Athlete Story - Anne Thalheimer
“Holy crap, you do CrossFit? Isn’t that, like, suuuuper hard?”
I get this a lot.
Everyone has a different reason for coming through the doors at Nasty Habit CrossFit. Some people want to get faster, or stronger, or smaller. Mine’s a little different: I won a gift certificate at my tattoo shop’s annual holiday party. Everyone at the table winced, and someone said, “That’s a thing you give to someone else!” and I thought, “Well, maybe I’ll try it. Maybe this came into my life for a reason.”

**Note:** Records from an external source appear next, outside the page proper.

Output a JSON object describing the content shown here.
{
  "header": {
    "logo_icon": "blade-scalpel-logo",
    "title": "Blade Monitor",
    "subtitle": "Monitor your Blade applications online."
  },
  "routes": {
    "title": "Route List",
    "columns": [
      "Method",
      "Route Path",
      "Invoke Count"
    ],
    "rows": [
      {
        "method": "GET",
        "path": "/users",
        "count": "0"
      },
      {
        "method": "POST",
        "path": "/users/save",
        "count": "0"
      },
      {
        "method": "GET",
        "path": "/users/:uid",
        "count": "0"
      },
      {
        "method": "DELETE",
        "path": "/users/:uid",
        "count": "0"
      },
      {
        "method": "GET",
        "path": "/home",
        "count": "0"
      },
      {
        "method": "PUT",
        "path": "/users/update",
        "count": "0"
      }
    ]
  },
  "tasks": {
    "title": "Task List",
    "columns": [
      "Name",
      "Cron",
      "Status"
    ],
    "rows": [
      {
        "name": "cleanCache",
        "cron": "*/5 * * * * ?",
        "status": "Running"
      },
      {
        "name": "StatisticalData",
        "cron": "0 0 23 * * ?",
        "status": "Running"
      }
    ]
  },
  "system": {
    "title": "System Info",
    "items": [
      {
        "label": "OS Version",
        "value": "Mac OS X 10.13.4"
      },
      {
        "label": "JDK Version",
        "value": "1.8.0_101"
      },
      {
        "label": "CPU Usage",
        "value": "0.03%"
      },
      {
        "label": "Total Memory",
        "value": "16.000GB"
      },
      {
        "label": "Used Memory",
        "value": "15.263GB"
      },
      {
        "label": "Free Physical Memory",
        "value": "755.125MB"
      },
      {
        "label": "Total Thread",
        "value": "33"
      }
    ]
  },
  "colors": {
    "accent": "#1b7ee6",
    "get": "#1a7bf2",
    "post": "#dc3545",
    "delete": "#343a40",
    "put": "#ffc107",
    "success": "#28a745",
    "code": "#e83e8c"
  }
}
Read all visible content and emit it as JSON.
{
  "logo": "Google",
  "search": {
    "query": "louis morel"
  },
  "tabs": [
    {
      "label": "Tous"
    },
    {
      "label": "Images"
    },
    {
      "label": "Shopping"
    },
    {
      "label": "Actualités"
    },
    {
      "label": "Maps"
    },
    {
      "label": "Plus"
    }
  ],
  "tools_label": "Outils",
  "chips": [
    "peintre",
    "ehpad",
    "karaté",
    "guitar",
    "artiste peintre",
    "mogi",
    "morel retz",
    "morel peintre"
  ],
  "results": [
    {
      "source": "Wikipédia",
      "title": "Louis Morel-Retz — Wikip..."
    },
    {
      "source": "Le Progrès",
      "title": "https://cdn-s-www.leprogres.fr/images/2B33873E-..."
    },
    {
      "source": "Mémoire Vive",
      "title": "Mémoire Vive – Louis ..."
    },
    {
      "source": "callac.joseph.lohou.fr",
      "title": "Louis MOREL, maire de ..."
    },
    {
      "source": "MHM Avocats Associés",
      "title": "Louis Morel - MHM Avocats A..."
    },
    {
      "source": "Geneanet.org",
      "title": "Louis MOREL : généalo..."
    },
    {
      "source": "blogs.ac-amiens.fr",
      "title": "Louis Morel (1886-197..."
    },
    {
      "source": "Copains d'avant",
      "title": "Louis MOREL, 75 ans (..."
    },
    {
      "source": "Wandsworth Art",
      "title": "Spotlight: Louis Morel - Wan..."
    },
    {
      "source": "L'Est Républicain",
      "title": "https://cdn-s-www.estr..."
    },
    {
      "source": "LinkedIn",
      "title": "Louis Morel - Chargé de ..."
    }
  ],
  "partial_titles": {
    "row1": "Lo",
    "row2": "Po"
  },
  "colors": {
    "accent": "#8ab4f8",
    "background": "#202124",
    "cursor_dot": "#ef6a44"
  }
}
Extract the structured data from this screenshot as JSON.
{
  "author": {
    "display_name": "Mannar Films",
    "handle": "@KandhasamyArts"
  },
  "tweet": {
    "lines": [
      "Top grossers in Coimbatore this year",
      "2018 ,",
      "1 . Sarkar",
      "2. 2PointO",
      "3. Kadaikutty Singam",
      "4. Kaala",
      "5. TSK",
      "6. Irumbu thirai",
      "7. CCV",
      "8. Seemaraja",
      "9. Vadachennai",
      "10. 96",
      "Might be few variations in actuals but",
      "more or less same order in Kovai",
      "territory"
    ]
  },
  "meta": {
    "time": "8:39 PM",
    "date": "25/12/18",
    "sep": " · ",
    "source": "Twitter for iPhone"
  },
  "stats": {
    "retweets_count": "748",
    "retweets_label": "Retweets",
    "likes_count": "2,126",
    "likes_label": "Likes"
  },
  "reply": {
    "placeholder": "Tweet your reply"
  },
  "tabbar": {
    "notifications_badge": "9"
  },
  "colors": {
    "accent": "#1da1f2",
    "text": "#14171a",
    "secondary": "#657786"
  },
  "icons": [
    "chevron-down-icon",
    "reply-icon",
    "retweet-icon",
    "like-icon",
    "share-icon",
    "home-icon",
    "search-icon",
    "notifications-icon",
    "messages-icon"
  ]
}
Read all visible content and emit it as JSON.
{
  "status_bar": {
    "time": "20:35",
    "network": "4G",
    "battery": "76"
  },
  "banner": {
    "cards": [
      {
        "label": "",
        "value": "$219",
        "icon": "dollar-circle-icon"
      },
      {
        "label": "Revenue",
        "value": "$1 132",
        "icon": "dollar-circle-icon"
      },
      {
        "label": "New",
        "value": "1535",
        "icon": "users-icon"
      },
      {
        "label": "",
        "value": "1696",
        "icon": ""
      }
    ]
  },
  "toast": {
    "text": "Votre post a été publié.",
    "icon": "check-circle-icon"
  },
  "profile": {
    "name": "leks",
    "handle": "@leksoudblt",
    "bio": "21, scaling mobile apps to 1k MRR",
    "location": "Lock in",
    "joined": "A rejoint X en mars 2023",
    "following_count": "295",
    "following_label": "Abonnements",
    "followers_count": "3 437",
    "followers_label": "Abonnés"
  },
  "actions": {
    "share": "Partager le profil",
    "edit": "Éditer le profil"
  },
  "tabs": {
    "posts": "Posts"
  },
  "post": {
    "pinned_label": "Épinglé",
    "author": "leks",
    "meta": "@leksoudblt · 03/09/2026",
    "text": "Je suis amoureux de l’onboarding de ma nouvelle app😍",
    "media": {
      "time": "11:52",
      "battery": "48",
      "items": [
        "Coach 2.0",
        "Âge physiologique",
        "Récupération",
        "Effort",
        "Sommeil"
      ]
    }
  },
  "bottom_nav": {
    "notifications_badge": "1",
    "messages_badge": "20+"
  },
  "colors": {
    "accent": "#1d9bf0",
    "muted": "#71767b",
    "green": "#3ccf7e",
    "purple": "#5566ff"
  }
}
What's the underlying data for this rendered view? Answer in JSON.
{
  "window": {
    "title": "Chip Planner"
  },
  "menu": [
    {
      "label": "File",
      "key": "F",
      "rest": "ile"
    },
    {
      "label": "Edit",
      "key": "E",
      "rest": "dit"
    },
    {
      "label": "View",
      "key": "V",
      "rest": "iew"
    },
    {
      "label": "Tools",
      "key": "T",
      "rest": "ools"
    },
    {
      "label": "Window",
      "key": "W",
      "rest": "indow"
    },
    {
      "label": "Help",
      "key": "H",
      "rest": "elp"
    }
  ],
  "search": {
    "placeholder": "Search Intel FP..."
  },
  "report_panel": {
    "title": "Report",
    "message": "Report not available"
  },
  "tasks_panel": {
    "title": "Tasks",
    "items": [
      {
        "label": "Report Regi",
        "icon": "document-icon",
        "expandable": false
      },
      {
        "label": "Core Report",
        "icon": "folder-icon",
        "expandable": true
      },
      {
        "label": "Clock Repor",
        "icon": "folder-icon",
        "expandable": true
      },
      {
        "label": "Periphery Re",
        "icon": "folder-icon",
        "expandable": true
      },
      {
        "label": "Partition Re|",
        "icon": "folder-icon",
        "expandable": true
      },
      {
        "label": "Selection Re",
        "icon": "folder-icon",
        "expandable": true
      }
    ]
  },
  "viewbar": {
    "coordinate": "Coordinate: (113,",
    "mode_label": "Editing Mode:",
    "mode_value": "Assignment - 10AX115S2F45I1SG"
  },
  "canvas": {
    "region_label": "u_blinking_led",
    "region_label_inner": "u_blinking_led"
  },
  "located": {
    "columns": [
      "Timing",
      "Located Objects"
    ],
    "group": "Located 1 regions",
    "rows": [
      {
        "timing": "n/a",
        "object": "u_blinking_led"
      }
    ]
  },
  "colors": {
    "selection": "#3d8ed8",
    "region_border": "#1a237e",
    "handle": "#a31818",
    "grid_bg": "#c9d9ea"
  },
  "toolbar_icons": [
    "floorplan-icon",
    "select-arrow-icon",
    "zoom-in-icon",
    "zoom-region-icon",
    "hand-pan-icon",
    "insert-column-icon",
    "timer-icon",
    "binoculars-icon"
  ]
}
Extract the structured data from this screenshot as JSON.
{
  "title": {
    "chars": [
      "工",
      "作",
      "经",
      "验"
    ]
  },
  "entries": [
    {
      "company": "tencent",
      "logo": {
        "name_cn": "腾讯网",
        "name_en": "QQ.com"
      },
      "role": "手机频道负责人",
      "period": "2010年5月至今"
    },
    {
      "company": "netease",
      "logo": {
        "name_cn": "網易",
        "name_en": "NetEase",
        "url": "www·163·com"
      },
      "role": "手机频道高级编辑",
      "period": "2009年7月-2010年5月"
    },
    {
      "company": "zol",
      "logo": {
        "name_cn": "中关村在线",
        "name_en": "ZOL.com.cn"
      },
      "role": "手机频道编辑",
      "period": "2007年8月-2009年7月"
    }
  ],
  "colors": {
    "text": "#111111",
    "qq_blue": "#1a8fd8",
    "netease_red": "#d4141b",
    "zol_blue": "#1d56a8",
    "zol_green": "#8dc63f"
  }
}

I didn’t know anything about CrossFit, other than that a lot of roller derby people I knew were really into it for cross training. I don’t come from a sports background, other than some on-wheels endurance (distance biking and roller derby), and I loathe running. I showed up for my on-ramp woefully unprepared, ended up crawling up the stairs to my apartment after, and soon learned that it isn’t the first class that’s the hardest: it’s coming back sore to do the second one.
That was about five years ago.
And then I found deadlifts. I found one thing at which I felt like I was pretty good, and got excited about it, and then got better at it. When I started moving heavy weight, it was a game changer. When I started setting goals and training to meet those goals, my whole thinking changed. The more time I spent in the gym, the more I felt like I was learning important things about myself -- not only how to lift, but how to challenge myself, how to embrace the suck in the middle of a long workout, and the satisfaction of gutting through and not giving up.
What I like the most about Nasty Habit is that I feel like I’ve been emphatically supported to develop at my own pace as an athlete. Initially that was a lot of questions about pretty much everything basically all the time. I couldn’t remember what the movements were (wait, what’s a burpee again?), the abbreviations -- EMOM? AMRAP? -- were baffling, and I had to scale everything. But everyone was kind and patient, even as I showed up in my ratty old Chucks and basketball shorts and basically looked nothing like a CrossFit athlete -- tripping over my own feet, catching wallballs with my face, and unable to jump rope or break parallel on my squats.
I found a community that cheers me on; I signed up for my first competition, participated in a mock powerlifting meet, and completed the Open last year. I finally pulled a 303 pound deadlift. I’m doing online training with one of my favorite CrossFit athletes. I’m learning so much and I’m stoked to be here.
...still kinda loathe running though.